Jesus Christ … why is anyone staying with cable? If channel surfing really that much fun?
I’m not going to say that cable is dead … yet. Cable can be very much alive if they start competing with that model. They’re doing this in their own way with On Demand movies and sports packages. But they have not gotten within screaming distance of the convenience, cost and mobility offered by other services. I can stream Netflix and MLB to any device no matter where I am in the United States; I can barely watch Comcast in my living room. I can watch Netflix or Amazon through an iPad app; for Comcast I need a huge box next to the TV. I can cut Netflix off with an e-mail; I’m locked in to Comcast for months. Netflix charges me $20 a month for as many downloads as I want; Comcast turns me over and shakes me by the ankles to see if I have any loose change.
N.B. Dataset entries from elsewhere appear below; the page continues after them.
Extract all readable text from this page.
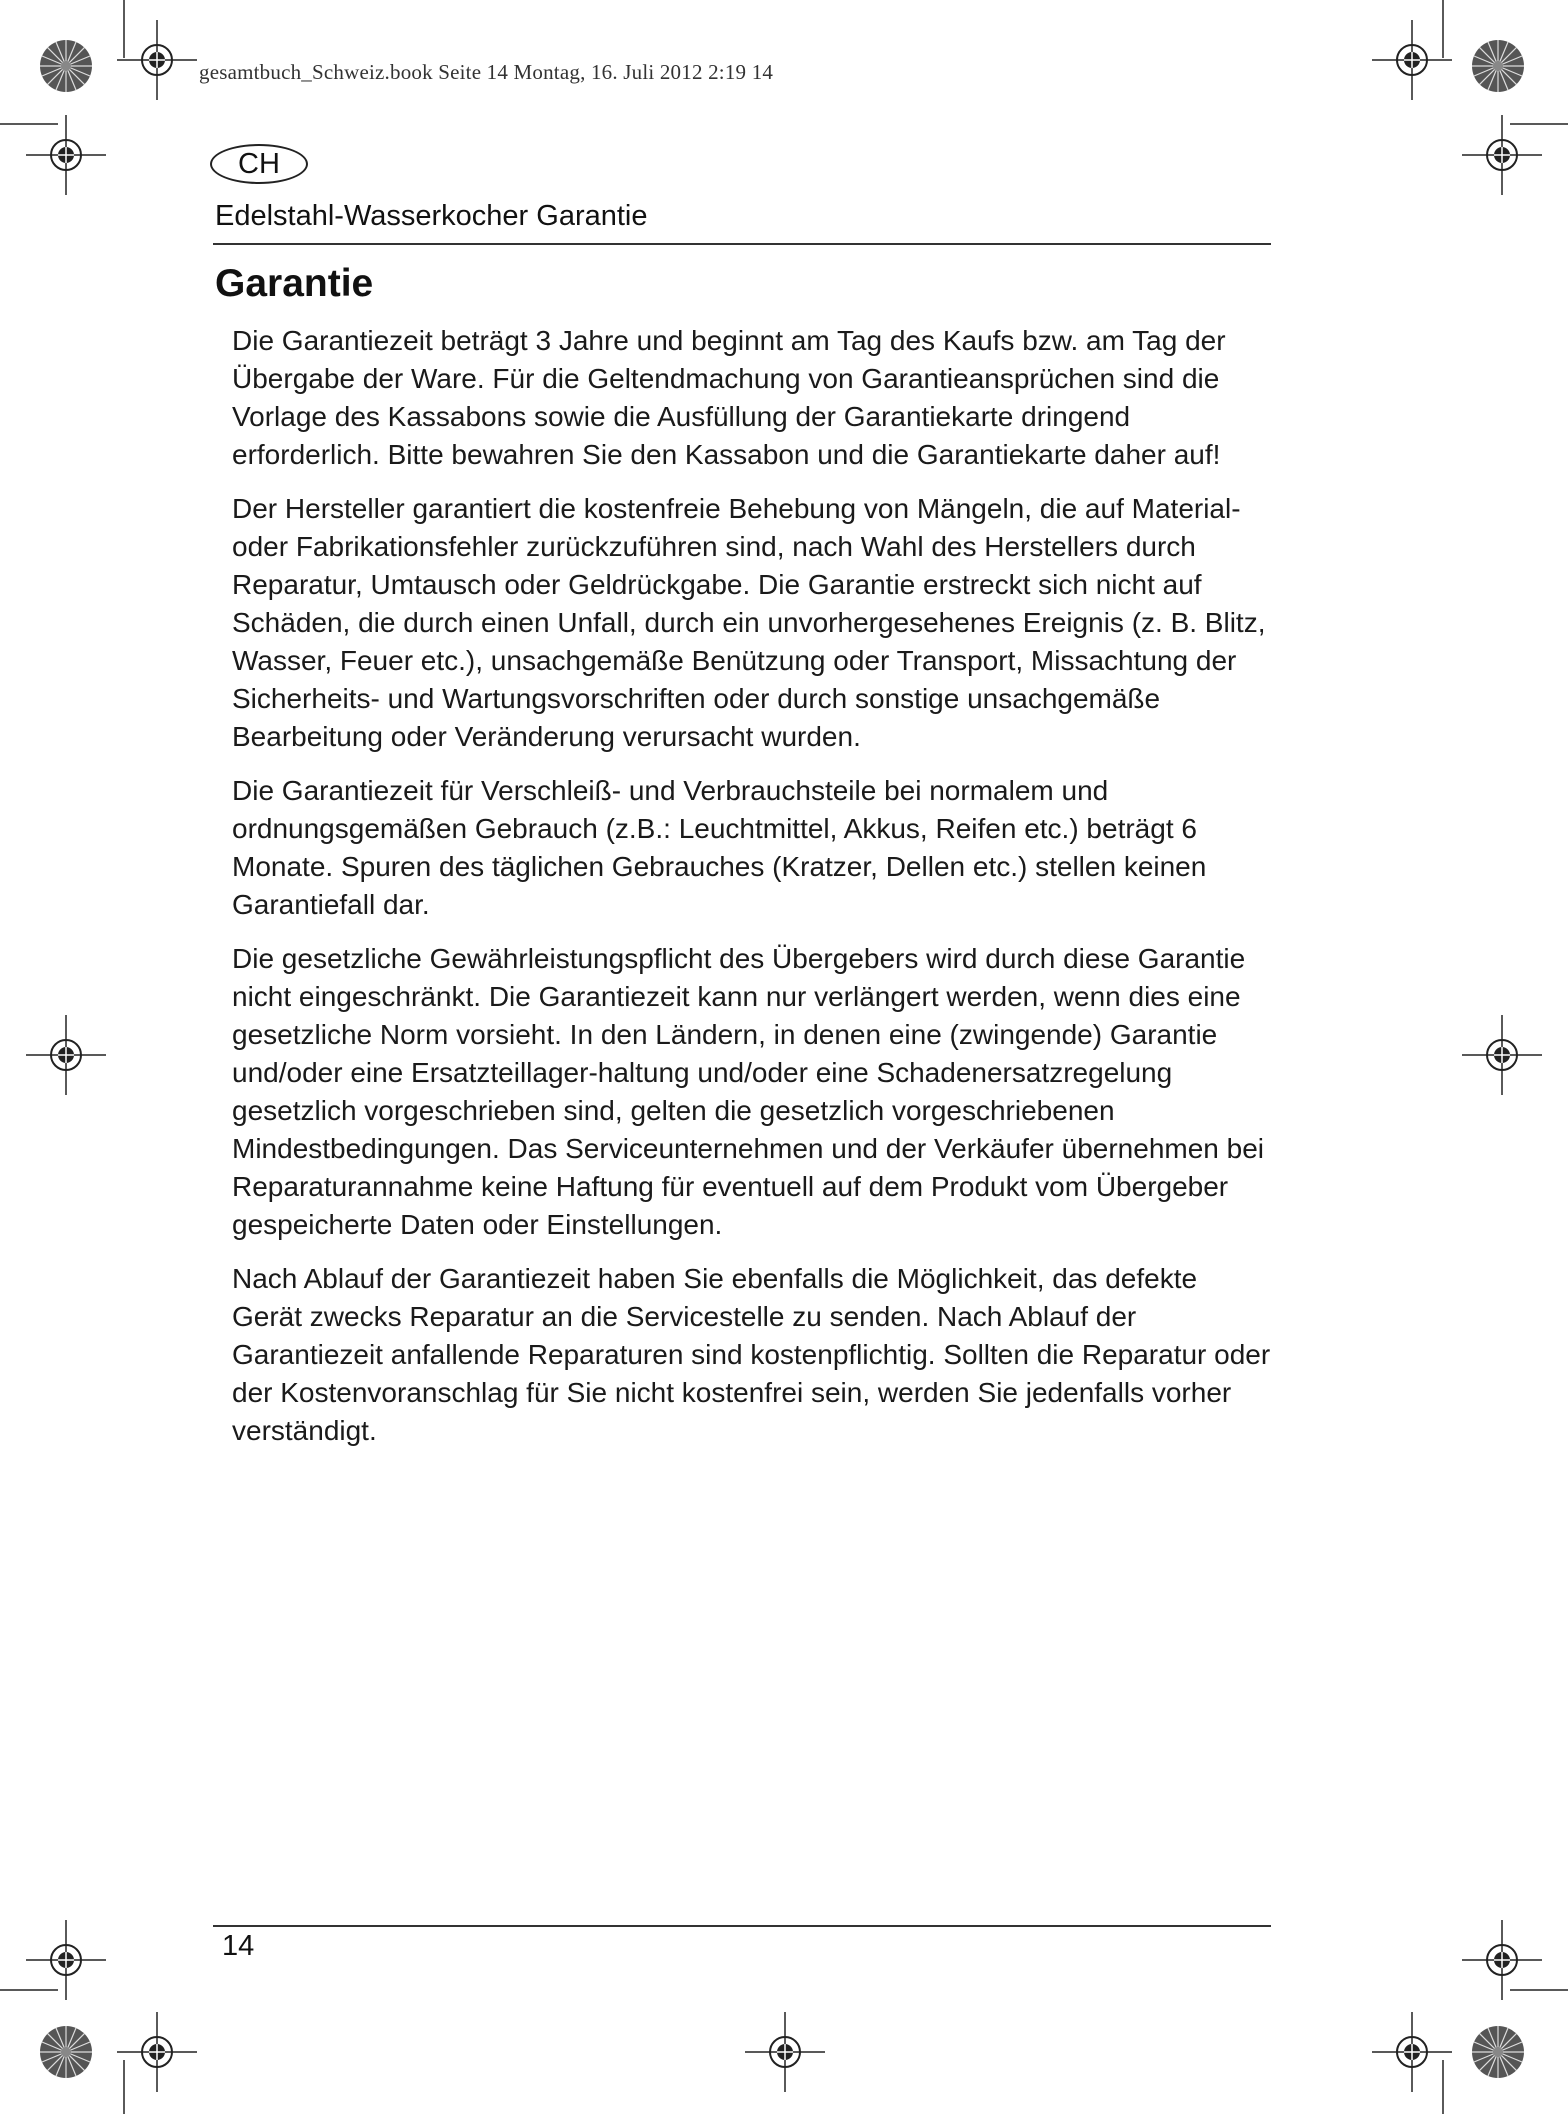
gesamtbuch_Schweiz.book Seite 14 Montag, 16. Juli 2012 2:19 14
CH
Edelstahl-Wasserkocher Garantie
Garantie

Die Garantiezeit beträgt 3 Jahre und beginnt am Tag des Kaufs bzw. am Tag der Übergabe der Ware. Für die Geltendmachung von Garantieansprüchen sind die Vorlage des Kassabons sowie die Ausfüllung der Garantiekarte dringend erforderlich. Bitte bewahren Sie den Kassabon und die Garantiekarte daher auf!

Der Hersteller garantiert die kostenfreie Behebung von Mängeln, die auf Material- oder Fabrikationsfehler zurückzuführen sind, nach Wahl des Herstellers durch Reparatur, Umtausch oder Geldrückgabe. Die Garantie erstreckt sich nicht auf Schäden, die durch einen Unfall, durch ein unvorhergesehenes Ereignis (z. B. Blitz, Wasser, Feuer etc.), unsachgemäße Benützung oder Transport, Missachtung der Sicherheits- und Wartungsvorschriften oder durch sonstige unsachgemäße Bearbeitung oder Veränderung verursacht wurden.

Die Garantiezeit für Verschleiß- und Verbrauchsteile bei normalem und ordnungsgemäßen Gebrauch (z.B.: Leuchtmittel, Akkus, Reifen etc.) beträgt 6 Monate. Spuren des täglichen Gebrauches (Kratzer, Dellen etc.) stellen keinen Garantiefall dar.

Die gesetzliche Gewährleistungspflicht des Übergebers wird durch diese Garantie nicht eingeschränkt. Die Garantiezeit kann nur verlängert werden, wenn dies eine gesetzliche Norm vorsieht. In den Ländern, in denen eine (zwingende) Garantie und/oder eine Ersatzteillager-haltung und/oder eine Schadenersatzregelung gesetzlich vorgeschrieben sind, gelten die gesetzlich vorgeschriebenen Mindestbedingungen. Das Serviceunternehmen und der Verkäufer übernehmen bei Reparaturannahme keine Haftung für eventuell auf dem Produkt vom Übergeber gespeicherte Daten oder Einstellungen.

Nach Ablauf der Garantiezeit haben Sie ebenfalls die Möglichkeit, das defekte Gerät zwecks Reparatur an die Servicestelle zu senden. Nach Ablauf der Garantiezeit anfallende Reparaturen sind kostenpflichtig. Sollten die Reparatur oder der Kostenvoranschlag für Sie nicht kostenfrei sein, werden Sie jedenfalls vorher verständigt.

14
That may have worked ten years ago. It’s a recipe for extinction now.
Cable companies are making tons of money right now, so they think everything is fine. But they are ignoring two things: (1) they are making money because they have little monopolies all over the country; (2) they are making money off the expectations of older customers. My daughter’s generation will simply not stand for this. Already, she expects content to show up on any reasonably flat surface at a touch with no commercials. She’s a part of a generation for whom everyone gathering around the Ol’ Radiation King at 8:00 to watch Seinfeld and eight minutes of commercials will sound as quaint as party phone lines do to me. She will navigate through a dozen internet services to find precisely what she wants at the best price and the least fuss. And cable … isn’t that.
Update: You might wonder what provoked this rant. Up until a few months ago, I had a minimal cable package. I ran the line into the back of my television and got a good number of channels with some in HD. We got PBS for the kid, football in the fall and a handful of other channels for the grandparents. We were fine. Then Comcast decided to “improve” their service. Suddenly, we needed a box and another remote control for every television. And the results was fewer channels and no high definition. It tells you how little we watch TV that we didn’t even notice this for a month.
So, as result of Comcast’s service improvement, we paid more, got worse service and were blessed with a big white elephant sitting next to every TV in the house. This is not a business model for the 21st century. It’s the business model of someone who has a monopoly … one that is doomed to extinction.